Carl looks at old war pictures with ex-German soldier in his home

Following that trip, we journeyed for a week in both Jersey and Guernsey to capture the stories of survivors who lived through the Occupation, gather historical research from local historians, and to capture a wide variety of archive materials kindly supplied by the islands' libraries and private collectors. They also filmed around the substantial German defence works still present to this day: bunkers, hospitals, gun emplacements and fortresses. I remember clearly the most ironic event happening whilst in our home island of Guernsey was England playing and beating Germany 5-1 in the World Cup qualifiers. Old wounds indeed!

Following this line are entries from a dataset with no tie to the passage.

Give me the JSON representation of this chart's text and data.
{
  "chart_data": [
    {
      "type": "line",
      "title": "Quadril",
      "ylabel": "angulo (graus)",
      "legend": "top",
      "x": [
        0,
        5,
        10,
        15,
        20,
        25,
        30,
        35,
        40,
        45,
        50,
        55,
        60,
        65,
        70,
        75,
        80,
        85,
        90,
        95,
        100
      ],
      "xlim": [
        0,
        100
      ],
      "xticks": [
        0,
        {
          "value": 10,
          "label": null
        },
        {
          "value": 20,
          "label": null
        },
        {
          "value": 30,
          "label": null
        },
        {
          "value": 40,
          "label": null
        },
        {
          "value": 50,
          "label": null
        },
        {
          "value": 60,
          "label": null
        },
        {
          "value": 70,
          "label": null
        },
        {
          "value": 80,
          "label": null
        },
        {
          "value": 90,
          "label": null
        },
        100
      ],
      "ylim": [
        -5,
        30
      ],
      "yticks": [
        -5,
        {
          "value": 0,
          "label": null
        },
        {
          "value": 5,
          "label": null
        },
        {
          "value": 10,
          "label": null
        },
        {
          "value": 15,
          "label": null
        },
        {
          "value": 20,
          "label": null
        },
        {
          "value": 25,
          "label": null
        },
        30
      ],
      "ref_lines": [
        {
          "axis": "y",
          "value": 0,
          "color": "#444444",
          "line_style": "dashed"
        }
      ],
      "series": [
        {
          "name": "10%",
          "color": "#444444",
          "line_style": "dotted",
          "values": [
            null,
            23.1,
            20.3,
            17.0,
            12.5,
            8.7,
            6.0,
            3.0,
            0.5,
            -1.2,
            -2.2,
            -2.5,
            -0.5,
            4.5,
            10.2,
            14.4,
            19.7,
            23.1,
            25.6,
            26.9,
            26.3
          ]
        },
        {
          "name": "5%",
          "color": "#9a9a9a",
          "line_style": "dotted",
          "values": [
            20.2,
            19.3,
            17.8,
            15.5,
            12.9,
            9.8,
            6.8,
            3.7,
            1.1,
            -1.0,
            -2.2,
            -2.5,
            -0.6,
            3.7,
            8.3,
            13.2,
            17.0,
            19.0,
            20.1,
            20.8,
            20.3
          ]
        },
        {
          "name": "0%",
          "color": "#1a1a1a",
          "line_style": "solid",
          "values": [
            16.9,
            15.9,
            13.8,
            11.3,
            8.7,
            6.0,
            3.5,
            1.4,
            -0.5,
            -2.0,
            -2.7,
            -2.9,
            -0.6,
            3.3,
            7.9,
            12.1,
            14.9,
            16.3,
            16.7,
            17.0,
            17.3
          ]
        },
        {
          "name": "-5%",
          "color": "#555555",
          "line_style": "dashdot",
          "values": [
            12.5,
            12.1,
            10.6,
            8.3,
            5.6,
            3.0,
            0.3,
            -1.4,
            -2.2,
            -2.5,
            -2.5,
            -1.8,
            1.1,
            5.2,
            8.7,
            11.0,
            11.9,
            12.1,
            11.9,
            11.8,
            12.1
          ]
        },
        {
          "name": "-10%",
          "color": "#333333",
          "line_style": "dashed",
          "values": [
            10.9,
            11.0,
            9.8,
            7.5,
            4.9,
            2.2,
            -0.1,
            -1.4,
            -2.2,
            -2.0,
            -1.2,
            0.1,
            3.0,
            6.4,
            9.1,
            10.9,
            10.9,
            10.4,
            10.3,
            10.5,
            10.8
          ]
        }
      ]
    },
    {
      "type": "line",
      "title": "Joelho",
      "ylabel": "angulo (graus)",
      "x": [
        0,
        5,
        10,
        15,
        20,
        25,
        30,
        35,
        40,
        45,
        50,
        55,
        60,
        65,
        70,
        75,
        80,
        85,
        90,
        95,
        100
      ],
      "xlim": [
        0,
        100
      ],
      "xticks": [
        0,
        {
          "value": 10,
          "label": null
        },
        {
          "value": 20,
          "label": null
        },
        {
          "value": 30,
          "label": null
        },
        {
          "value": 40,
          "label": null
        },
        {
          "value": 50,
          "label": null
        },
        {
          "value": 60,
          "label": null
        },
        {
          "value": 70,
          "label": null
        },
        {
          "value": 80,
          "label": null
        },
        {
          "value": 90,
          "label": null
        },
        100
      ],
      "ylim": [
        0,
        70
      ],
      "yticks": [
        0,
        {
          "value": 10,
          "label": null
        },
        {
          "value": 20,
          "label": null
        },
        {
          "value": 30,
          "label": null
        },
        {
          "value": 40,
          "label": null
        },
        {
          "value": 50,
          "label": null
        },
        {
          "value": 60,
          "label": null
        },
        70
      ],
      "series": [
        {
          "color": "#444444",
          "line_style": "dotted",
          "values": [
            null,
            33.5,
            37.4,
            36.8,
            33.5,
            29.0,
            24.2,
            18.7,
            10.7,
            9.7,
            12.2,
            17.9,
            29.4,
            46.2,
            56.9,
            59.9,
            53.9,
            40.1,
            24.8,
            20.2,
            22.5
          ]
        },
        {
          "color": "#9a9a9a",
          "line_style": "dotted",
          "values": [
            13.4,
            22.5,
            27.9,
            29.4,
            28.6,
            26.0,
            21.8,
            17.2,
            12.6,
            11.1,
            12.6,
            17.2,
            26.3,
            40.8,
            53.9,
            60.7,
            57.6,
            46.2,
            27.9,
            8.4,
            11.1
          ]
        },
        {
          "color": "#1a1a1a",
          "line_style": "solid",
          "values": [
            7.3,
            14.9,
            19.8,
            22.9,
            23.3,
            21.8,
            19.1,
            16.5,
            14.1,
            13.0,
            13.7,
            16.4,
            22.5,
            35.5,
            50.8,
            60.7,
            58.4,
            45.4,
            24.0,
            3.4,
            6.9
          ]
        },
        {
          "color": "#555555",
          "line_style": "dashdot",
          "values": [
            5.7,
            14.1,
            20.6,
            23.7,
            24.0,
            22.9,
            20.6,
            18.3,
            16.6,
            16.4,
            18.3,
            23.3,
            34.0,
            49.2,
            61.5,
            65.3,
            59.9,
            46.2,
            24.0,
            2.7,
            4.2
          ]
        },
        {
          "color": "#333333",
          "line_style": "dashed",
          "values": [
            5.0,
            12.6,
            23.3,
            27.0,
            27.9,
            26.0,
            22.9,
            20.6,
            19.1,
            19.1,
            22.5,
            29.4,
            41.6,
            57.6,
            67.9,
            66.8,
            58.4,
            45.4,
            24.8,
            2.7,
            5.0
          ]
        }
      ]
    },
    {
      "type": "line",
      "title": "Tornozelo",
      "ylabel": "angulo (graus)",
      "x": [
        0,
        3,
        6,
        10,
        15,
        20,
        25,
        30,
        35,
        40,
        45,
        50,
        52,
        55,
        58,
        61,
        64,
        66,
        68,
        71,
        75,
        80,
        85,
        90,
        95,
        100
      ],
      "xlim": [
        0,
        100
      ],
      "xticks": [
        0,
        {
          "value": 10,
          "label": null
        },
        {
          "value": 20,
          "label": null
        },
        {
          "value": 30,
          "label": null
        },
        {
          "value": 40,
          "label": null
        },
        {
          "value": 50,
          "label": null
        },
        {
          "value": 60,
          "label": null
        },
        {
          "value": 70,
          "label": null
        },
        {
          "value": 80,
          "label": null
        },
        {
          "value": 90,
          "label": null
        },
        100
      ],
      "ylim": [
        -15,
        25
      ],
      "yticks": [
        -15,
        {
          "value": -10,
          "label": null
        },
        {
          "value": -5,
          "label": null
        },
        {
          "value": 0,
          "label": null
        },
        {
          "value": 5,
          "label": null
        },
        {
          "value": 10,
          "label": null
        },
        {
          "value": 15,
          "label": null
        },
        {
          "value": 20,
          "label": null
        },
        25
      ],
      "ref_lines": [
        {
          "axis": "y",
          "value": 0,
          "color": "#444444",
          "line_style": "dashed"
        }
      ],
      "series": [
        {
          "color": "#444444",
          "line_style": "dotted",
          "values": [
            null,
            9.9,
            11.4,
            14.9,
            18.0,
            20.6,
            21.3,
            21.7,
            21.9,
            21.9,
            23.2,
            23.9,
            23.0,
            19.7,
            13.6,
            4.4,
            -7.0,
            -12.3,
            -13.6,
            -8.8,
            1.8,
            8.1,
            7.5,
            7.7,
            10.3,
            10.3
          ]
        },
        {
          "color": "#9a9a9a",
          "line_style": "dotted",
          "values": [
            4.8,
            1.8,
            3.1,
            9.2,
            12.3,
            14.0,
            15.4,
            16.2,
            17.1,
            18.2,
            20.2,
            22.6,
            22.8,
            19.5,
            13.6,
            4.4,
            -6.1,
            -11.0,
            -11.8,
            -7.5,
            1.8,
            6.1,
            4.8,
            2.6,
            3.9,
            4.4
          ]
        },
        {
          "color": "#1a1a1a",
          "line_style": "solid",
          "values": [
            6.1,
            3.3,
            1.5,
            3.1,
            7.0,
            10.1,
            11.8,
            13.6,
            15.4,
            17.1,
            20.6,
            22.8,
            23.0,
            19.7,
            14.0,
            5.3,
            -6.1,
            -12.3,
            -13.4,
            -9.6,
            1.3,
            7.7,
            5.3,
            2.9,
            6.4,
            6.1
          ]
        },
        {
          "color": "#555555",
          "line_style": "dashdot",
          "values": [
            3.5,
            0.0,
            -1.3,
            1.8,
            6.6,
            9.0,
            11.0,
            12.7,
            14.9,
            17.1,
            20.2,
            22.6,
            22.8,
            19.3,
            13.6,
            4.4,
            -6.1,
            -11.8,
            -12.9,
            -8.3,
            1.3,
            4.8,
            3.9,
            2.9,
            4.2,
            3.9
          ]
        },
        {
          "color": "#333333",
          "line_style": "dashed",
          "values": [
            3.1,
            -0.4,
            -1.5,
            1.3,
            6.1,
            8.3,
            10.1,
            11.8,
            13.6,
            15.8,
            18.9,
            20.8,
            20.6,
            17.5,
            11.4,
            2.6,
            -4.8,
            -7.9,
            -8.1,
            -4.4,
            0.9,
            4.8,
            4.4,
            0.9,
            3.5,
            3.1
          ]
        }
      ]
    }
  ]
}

In total we shot just over 24 hours of footage. Digging into this we built up a story that covers the five years of Nazi rule of the islands, a time that became something of an obsession for Hitler as he stockpiled and built up the islands to defend against a British assault that never came, part of his "Atlantic Wall". The film tells a fascinating and unique story that sits in sharp contrast to the horrors of the World War 2 battlefields: a time when British civilians and German soldiers were forced to live side-by-side in an uneasy peace as the war played out around them. enemies forced to live together. Through all this we also discovered a very real connection between the peaceful paradise of the Islands and the horrors of the Russian Front, with the divisions posted to the Islands often being used as feeder divisions for the campaign in the East and a recuperating ground for those returning from that hell.

In Toni’s Footsteps tells this unusual Second World War story from the perspective of both sides, weaving the story of Toni Kumpel through tales of fear, brutality, oppression and starvation yet also hope, creativity, joy, unlikely friendships and golf.

I am absolutely delighted to be finally bringing this In Toni's Footsteps to online streaming for the first time on May 9th and hopefully introducing it to a global audience - its a fascinating social study, war tale and look at what makes us human regardless of sides.